In her travels, Doughty encounters funeral traditions that, to our eyes, may appear both beautiful and appalling. The ancient Greek historian Herodotus tells a story about two nations with very different perspectives on death: the Greeks and the Callatians. The Greeks cremate their dead and are repulsed by cannibalism, while the Callatians consume their dead and are repulsed by cremation. Herodotus’s lesson remains true to this day: the funeral traditions of other cultures almost always strike the outsider as barbaric.
Doughty, however, goes beyond ghoulish spectacle to ask how different cultures benefit from their unique funeral traditions and to question how our own culture might learn from them. Readers travel with Doughty as she learns about, and even participates in:
- The Japanese tradition of kotsuage, the ritual removal of large bone fragments from cremated ashes by family members using chopsticks
- A nonprofit mobile funeral pyre operation in Colorado that dodged local ordinances to revive a funeral tradition that dates back to prehistory
- A museum in Guanajuato, Mexico, for the mummies of disinterred corpses whose relatives could not pay the cemetery’s fee for “perpetual” interment; the museum includes a section for Angelitos, dead children whose bodies were believed to connect survivors to favored souls who could advocate for the living in Heaven
- An American research effort aimed at composting the dead and returning the body to its natural position in the cycle of life, death, and renewal
- A Bolivian woman’s efforts to collect and care for ñatitas, preserved human skulls that are treated like community advisors and are alleged to grant wishes; the skulls are at the center of conflicts between traditional beliefs and Roman Catholic teachings and, occasionally, enjoy smoking a cigarette
In her encounters with these funeral rites and traditions, Doughty explores the profound value they hold for the community.

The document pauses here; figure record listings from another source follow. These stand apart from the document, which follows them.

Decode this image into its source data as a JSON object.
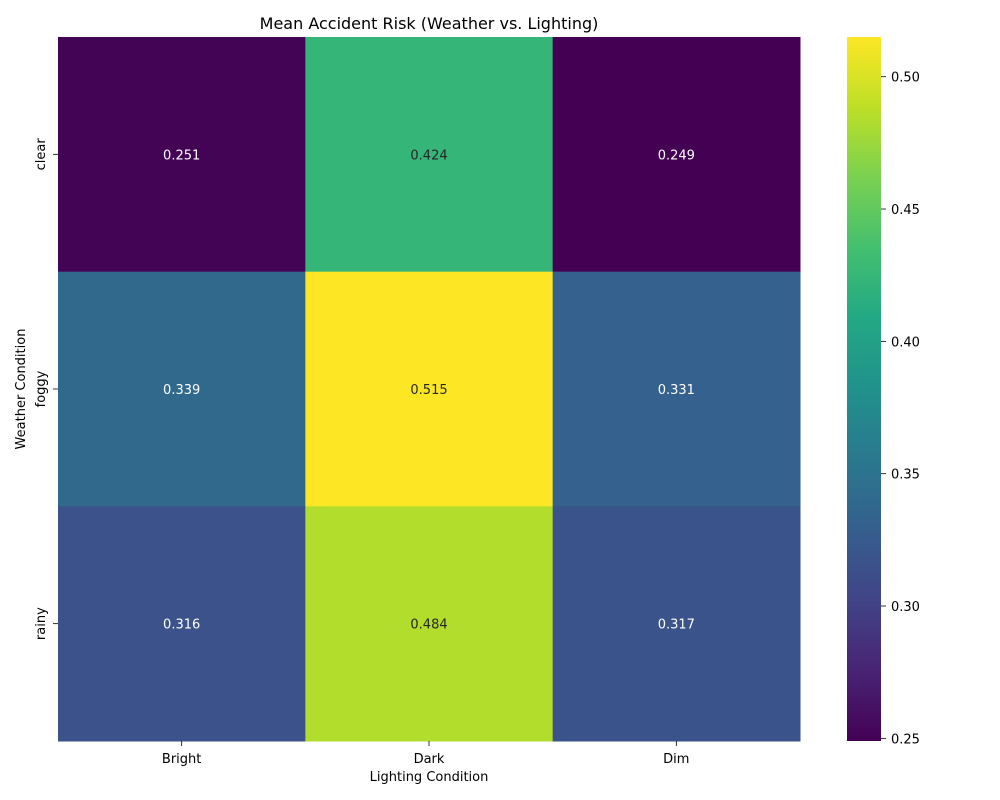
{
  "chart_data": {
    "type": "heatmap",
    "title": "Mean Accident Risk (Weather vs. Lighting)",
    "xlabel": "Lighting Condition",
    "ylabel": "Weather Condition",
    "x_categories": [
      "Bright",
      "Dark",
      "Dim"
    ],
    "y_categories": [
      "clear",
      "foggy",
      "rainy"
    ],
    "values": [
      [
        0.251,
        0.424,
        0.249
      ],
      [
        0.339,
        0.515,
        0.331
      ],
      [
        0.316,
        0.484,
        0.317
      ]
    ],
    "value_labels": [
      [
        "0.251",
        "0.424",
        "0.249"
      ],
      [
        "0.339",
        "0.515",
        "0.331"
      ],
      [
        "0.316",
        "0.484",
        "0.317"
      ]
    ],
    "colormap": "viridis",
    "colorbar": {
      "range": [
        0.249,
        0.515
      ],
      "ticks": [
        0.25,
        0.3,
        0.35,
        0.4,
        0.45,
        0.5
      ],
      "tick_labels": [
        "0.25",
        "0.30",
        "0.35",
        "0.40",
        "0.45",
        "0.50"
      ]
    },
    "grid": false,
    "legend": "colorbar-right"
  }
}
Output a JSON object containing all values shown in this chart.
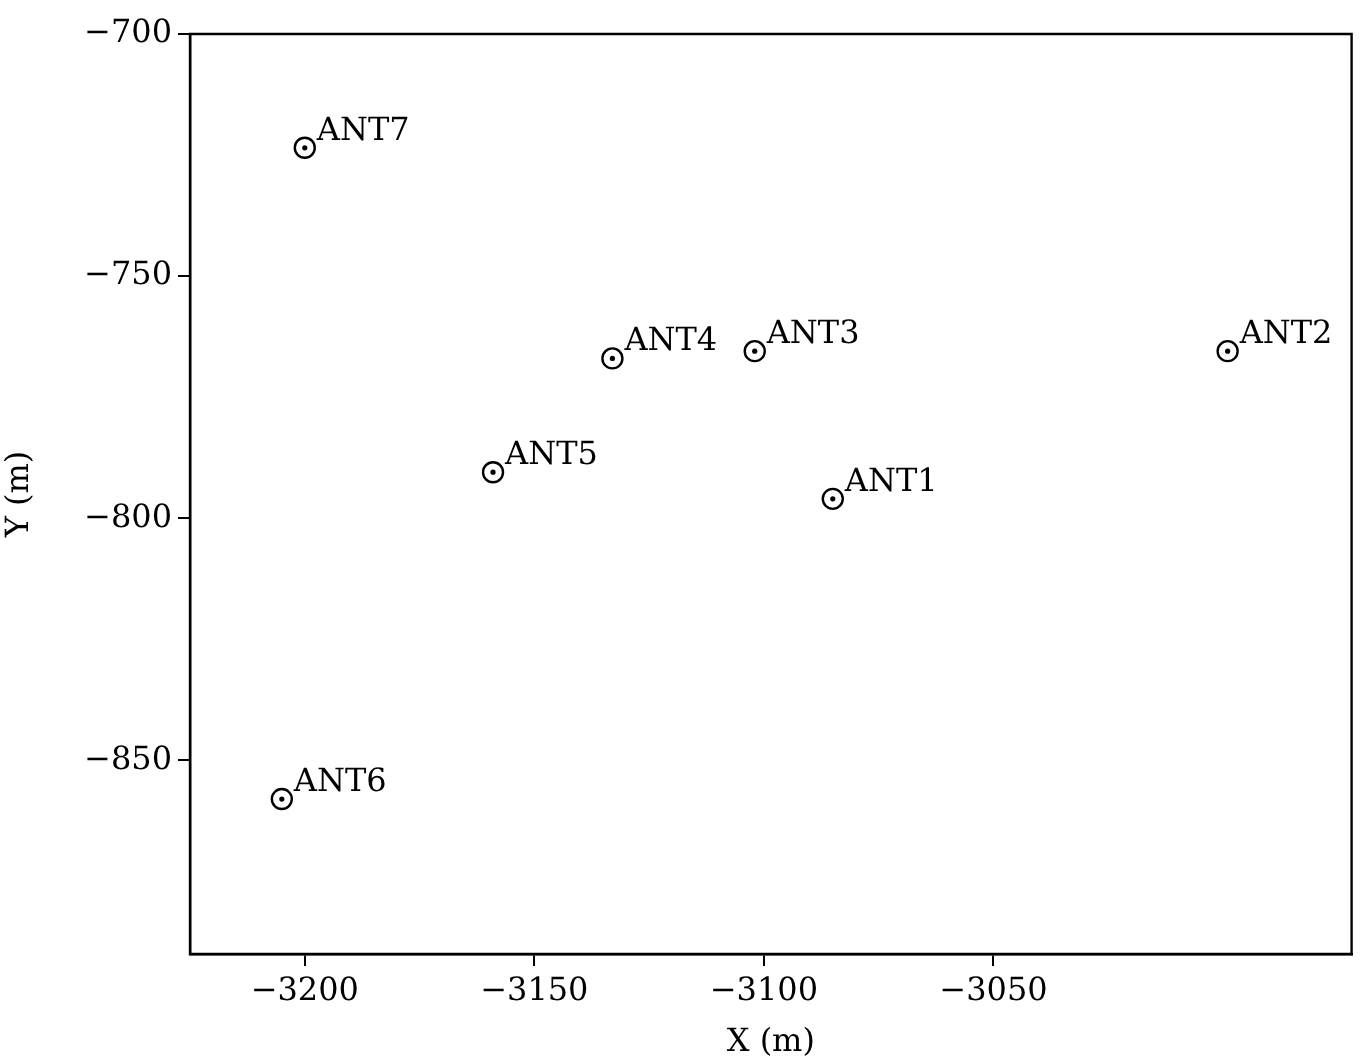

From Here To Eternity is an eye-opening exploration of the many different, and often surprising, ways humanity embraces the inescapable fact of death, filled with vivid and sometimes shocking details about how diverse cultures send off their dead.
But Doughty’s tour of the borderlands between the living and the dead is never simply morbid. As uncanny and surreal as some traditions may initially appear, when Doughty contrasts them to the vapid and emotionally sterile experiences promoted by America’s funeral industry, the depth and value of these ritualized customs is revealed. In a voice that is sympathetic, endlessly curious, and often engagingly humorous, Doughty advocates for a more humane and involved approach to mourning rituals. With lively illustrations by Landis Blair—whose style is a perfect match for Doughty’s humane and insightful prose—From Here To Eternity is a book about death for the living, and the importance of the rituals that help us understand how a meaningful end can enrich our sense of what it means to be alive.
Mortician Caitlin Doughty—host and creator of “Ask a Mortician” and the New York Times bestselling author of Smoke Gets in Your Eyes—founded the Order of the Good Death. She lives in Los Angeles, where she runs the nonprofit funeral home Undertaking LA.